Personal details
- Born: September 5, 1928 Werder, Ethiopia
- Died: March 8, 1995 (aged 66) Sceaux, France

= Mohamed Said Samatar =

Mohamed Said Samantar "Ga'lie - Gacaliye" was a Somali politician.

==Biography==
He was born in Werder, and grew up in a town in eastern Ethiopia. While very young, he participated in the fight for his country's independence. In 1947 he joined the Somali Youth League, a movement opposing the British occupation. After attending normal school, he became an elementary teacher, then worked for BBC Somali and Radio Mogadishu and, in 1958, went to Rome, where he was placed in charge of RAI's Africa and Somali Service (Italian Radio Broadcasting and Television Company) broadcasts to Africa.

While in Rome, he studied political science and in February 1964, he obtained his PhD in political science from Sapienza University of Rome and joined the Somali Ministry of Foreign Affairs. He was ambassador to the European Economic Community in Brussels from 1964 to 1966, to Italy and the FAO (Food and Agriculture Organization) in Rome from 1969 to 1974, and to the French Government in Paris from 1974 to 1979.

He was one of the main Somali architects and strategists for Djibouti's independence from France in 1977. He was later appointed minister of state at the presidency in Mogadishu in 1979 and placed in charge of relations with the Western powers in a particularly touchy regional and international context involving the commitment of the Soviet Union and Cuba on behalf of Ethiopia. He handed in his resignation in Paris in September 1981.

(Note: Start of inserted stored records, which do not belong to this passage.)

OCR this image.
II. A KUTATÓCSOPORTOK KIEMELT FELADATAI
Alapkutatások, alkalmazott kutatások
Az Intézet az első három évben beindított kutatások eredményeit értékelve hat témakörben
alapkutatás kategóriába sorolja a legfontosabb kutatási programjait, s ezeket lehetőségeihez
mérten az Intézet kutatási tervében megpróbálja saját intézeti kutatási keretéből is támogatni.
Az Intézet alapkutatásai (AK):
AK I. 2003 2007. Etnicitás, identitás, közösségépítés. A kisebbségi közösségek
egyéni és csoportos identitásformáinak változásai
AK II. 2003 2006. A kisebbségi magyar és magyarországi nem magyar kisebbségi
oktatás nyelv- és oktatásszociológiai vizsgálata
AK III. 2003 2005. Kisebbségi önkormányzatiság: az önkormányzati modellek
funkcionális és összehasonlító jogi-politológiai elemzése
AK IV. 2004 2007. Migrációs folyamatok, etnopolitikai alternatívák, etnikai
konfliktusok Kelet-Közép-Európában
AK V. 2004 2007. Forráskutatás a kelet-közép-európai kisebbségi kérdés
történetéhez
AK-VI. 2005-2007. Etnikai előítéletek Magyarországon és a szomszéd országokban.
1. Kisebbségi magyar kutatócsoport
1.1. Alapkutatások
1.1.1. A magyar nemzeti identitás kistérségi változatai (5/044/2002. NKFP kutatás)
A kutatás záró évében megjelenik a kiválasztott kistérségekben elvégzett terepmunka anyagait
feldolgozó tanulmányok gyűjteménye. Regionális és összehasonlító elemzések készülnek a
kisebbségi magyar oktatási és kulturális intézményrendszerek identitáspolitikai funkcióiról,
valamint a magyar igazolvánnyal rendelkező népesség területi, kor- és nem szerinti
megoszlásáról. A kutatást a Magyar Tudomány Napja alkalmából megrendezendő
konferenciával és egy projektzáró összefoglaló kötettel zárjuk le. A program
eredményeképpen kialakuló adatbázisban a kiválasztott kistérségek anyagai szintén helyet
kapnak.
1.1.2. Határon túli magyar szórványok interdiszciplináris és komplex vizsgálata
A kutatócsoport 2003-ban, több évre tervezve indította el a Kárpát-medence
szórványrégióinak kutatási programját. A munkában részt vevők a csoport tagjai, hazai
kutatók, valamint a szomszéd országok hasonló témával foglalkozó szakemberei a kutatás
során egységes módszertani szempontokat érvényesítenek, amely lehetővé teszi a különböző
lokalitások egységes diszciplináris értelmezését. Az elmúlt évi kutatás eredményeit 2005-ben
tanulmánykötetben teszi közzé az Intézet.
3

He was a neutral figure at the onset of the Somali civil war, but later on he contributed to the founding of the SNF group and was in very good terms with many of the new Ethiopian leaders that took over after the demise of Mengistu's regime in May 1991, particularly with the then President Meles Ato Zenawi.

He was among the very few decent Somali politicians, a voice of moderation and a lover and supporter of the arts and artists, before and during the Somali strife. He left behind many writings, poems and famous songs.

He died on March 8, 1995, in Sceaux, France, after a long struggle against liver cancer and was buried at the Cimetière parisien de Thiais on March 13, 1995.